I pose these questions to all Republicans: You're perfectly OK with billions and billions of American taxpayers' dollars going to Iraq to "democratize" that poor, beaten-down nation (beaten down first by Saddam Hussein and now beaten down by George W. Bush), but when it comes to ensuring that the democratic process in our own fucking nation is sound, you don't want to spend a fucking penny? And we liberals are the "traitors"? You oppose democracy for your own God-damned nation, and you're the "patriots"? No, you are fucking lucky that those of us who are true patriots let you live, that we fucking tolerate your blatantly anti-democratic bullshit. If we rise up, you are all dead fucking meat. (And you know that, which is why you are committing election fraud.)
I'm not OK with billions of our tax dollars going to "democratize" Iraq while treasonous, anti-democratic, anti-vote-counting Republicans bitch and moan about the cost of ensuring fair elections here at home. Memo to the Republicans: Where it comes to ensuring democracy and fair elections in the United States of America, money is no fucking object. (Of course, it's not really the cost of recounts that bothers Republicans; it's democracy and fair elections that really bother Republicans, and they're just using the cost of recounts as an excuse, because they can't say that they oppose democracy and fair elections.)
But I digress; back to the possibility that Kerry, not Bush, will be inaugurated in January: As much as we Kerry supporters would like to see Kerry sit in the Oval Office in January, it could be a case of be careful what you wish for.
President Kerry would inherit Bush's many messes, foreign and domestic.
President Kerry would be starting off with the largest federal budget deficit in the history of the United States of America, thanks to the war-profiteering Bush regime, which over the past four years wiped out the federal budget surplus that outgoing President Bill Clinton left behind him. So Kerry couldn't exactly start a slew of social programs. And the Bushwhacked economy could take years to ever reach its Clinton-era level again.
President Kerry also, of course, would have the quagmire in Iraq to sort out, which could take years. As one columnist put it after the Nov. 2 election:
...[N]o one appears to have any good ideas for fixing Iraq. In this sense, the Democrats have dodged a bullet ... by losing this election. If Kerry had won, he would have been blamed, given public perceptions of Democratic national security weakness, for the likely failure to secure Iraq. From the get-go, this was Bush's war of choice. It is only fair that he suffer the consequences of his own overreaching. If the Iraq adventure fails, or drags on interminably, he, and not Kerry, will suffer the ugly political fallout. And that is likely to come sooner rather than later. The Democrats will be around in 2008 to pick up the pieces.

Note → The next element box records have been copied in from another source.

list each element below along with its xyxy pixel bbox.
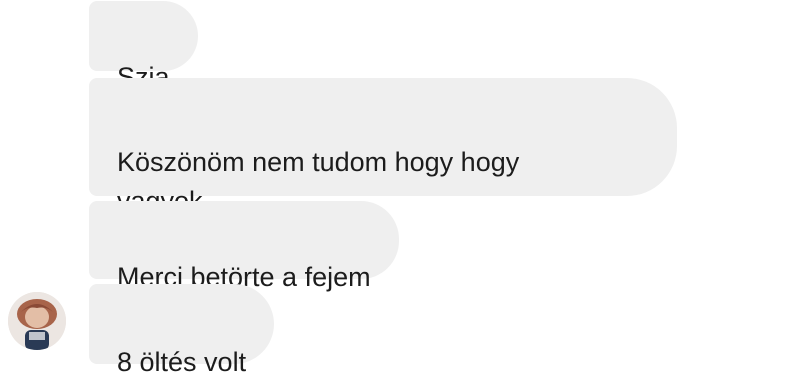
message-bubble[interactable]: Merci betörte a fejem xyxy=(89,201,399,292)
message-bubble[interactable]: 8 öltés volt xyxy=(89,284,275,377)
message-text: 8 öltés volt xyxy=(117,347,247,377)
profile-photo-icon xyxy=(8,292,66,350)
message-bubble[interactable]: Köszönöm nem tudom hogy hogy vagyok xyxy=(89,78,677,216)
avatar[interactable] xyxy=(8,292,66,350)
message-bubble[interactable]: Szia xyxy=(89,1,198,92)
chat-thread: Szia Köszönöm nem tudom hogy hogy vagyok… xyxy=(0,0,800,377)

Indeed, mopping up the Bush regime's many messes would take years, and the citizens of the United States of Amnesia would blame the lack of national progress on President Kerry, not on Bush, who deserves full credit.
That Republicans want Power By Any Means And At Any Cost might destroy the Republican Party in the long term. If Bush is inaugurated in January, without any checks and balances -- with a Republican in the White House, a Republican-dominated Senate and a Republican-dominated House of Representatives and more Republicans appointed to the federal courts -- things should get so bad in and for the United States over the next four years that in their unbridled power orgy, the Republicans will alienate a clear majority of American voters.
If Bush is inaugurated in January and the Republicans don't destroy the world along with their party during the next four years, the Democrats should win 2008 in a landslide.